Rob Tisinai looks in detail at the numbers, and is amazed that Regnerus both admits that he lacks the numbers to make conclusions and still does so anyway.
E.J. Graff, in The American Prospect, continues the critique:
When is a new study “research,” and when is it propaganda? That’s the question to ask when looking at Mark Regnerus’s “study,” released this past weekend, on children who had a parent who had an affair with someone of the same sex. Regnerus compares children who grew up in an intact household from birth to adulthood with children who started in a heterosexual marriage but who had a parent who crossed over to the gay side. And yet Regnerus is touting it as a study on the real-life experiences of children who grew up with lesbian or gay parents....
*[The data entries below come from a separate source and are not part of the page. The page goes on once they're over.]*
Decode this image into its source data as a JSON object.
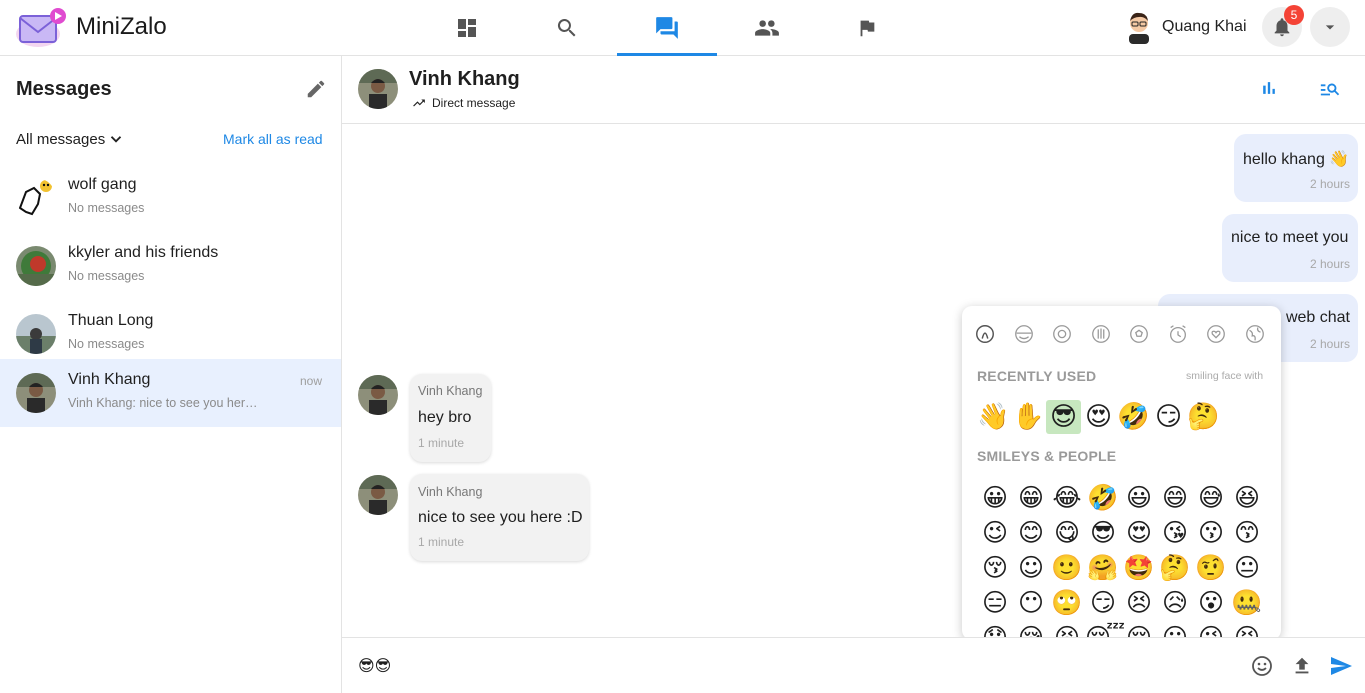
{
  "app": {
    "title": "MiniZalo"
  },
  "nav": {
    "items": [
      {
        "name": "dashboard",
        "icon": "dashboard-icon",
        "active": false
      },
      {
        "name": "search",
        "icon": "search-icon",
        "active": false
      },
      {
        "name": "messages",
        "icon": "forum-icon",
        "active": true
      },
      {
        "name": "friends",
        "icon": "people-icon",
        "active": false
      },
      {
        "name": "reports",
        "icon": "flag-icon",
        "active": false
      }
    ]
  },
  "user": {
    "name": "Quang Khai",
    "notifications": "5"
  },
  "sidebar": {
    "title": "Messages",
    "filter": "All messages",
    "mark_all": "Mark all as read",
    "conversations": [
      {
        "name": "wolf gang",
        "preview": "No messages",
        "time": ""
      },
      {
        "name": "kkyler and his friends",
        "preview": "No messages",
        "time": ""
      },
      {
        "name": "Thuan Long",
        "preview": "No messages",
        "time": ""
      },
      {
        "name": "Vinh Khang",
        "preview": "Vinh Khang: nice to see you here :D",
        "time": "now"
      }
    ]
  },
  "chat": {
    "name": "Vinh Khang",
    "subtitle": "Direct message",
    "outgoing": [
      {
        "text": "hello khang 👋",
        "time": "2 hours"
      },
      {
        "text": "nice to meet you",
        "time": "2 hours"
      },
      {
        "text": "web chat",
        "time": "2 hours"
      }
    ],
    "incoming": [
      {
        "sender": "Vinh Khang",
        "text": "hey bro",
        "time": "1 minute"
      },
      {
        "sender": "Vinh Khang",
        "text": "nice to see you here :D",
        "time": "1 minute"
      }
    ]
  },
  "composer": {
    "value": "😎😎"
  },
  "emoji_picker": {
    "recent_label": "RECENTLY USED",
    "hint": "smiling face with",
    "smileys_label": "SMILEYS & PEOPLE",
    "recent": [
      "👋",
      "✋",
      "😎",
      "😍",
      "🤣",
      "😏",
      "🤔"
    ],
    "smileys": [
      "😀",
      "😁",
      "😂",
      "🤣",
      "😃",
      "😄",
      "😅",
      "😆",
      "😉",
      "😊",
      "😋",
      "😎",
      "😍",
      "😘",
      "😗",
      "😙",
      "😚",
      "☺",
      "🙂",
      "🤗",
      "🤩",
      "🤔",
      "🤨",
      "😐",
      "😑",
      "😶",
      "🙄",
      "😏",
      "😣",
      "😥",
      "😮",
      "🤐",
      "😯",
      "😪",
      "😫",
      "😴",
      "😌",
      "😛",
      "😜",
      "😝"
    ]
  },
  "colors": {
    "accent": "#1e88e5",
    "active_row": "#e8f0fe",
    "outgoing_bubble": "#e8eefc",
    "badge": "#f44336"
  }
}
The study compares how children fare (with) stable parents to how children fare under divorce or infidelity. We call that “comparing apples to oranges.” Of course the oranges don’t have black seeds. They’re oranges. If he had compared how children did in heterosexual stepfamilies or heterosexual single-parent families with the lesbian or gay stepfamilies or single-parent homes, we might learn something. But as it is, his research—despite his propaganda spin, which argues that these findings should militate against same-sex marriage—tells you nothing about the effects of having parents who happen to be lesbian or gay. It says absolutely nothing about how children fare growing up from infancy in lesbian or gay households that affirmatively chose to be parents (as opposed to having them accidentally, which is, to understate the case, quite rare if you’re lesbian or gay). That affirmative choice is in itself a good thing for the children, real studies have shown.
A look at Regnerus’s agenda and at this study’s funders—the socially right-wing organizations the Witherspoon Institute and the Bradley Foundation—tells all you need to know about Regnerus’s motivations.
When I was a chaplain at a major hospital, we would sometimes attend "Grand Rounds". Usually they were areas of continuing medical education, and some of them were "sponsored" (complete with lunch) by pharmaceutical companies. Every single one of those that I attended just happened to end with the conclusion that a certain drug was helpful in treating the subject, and "low and behold", the certain drug just happened to be manufactured by the sponsoring pharmaceutical company. One didn't have to be expert to figure out what was going on: all you had to do was follow the money.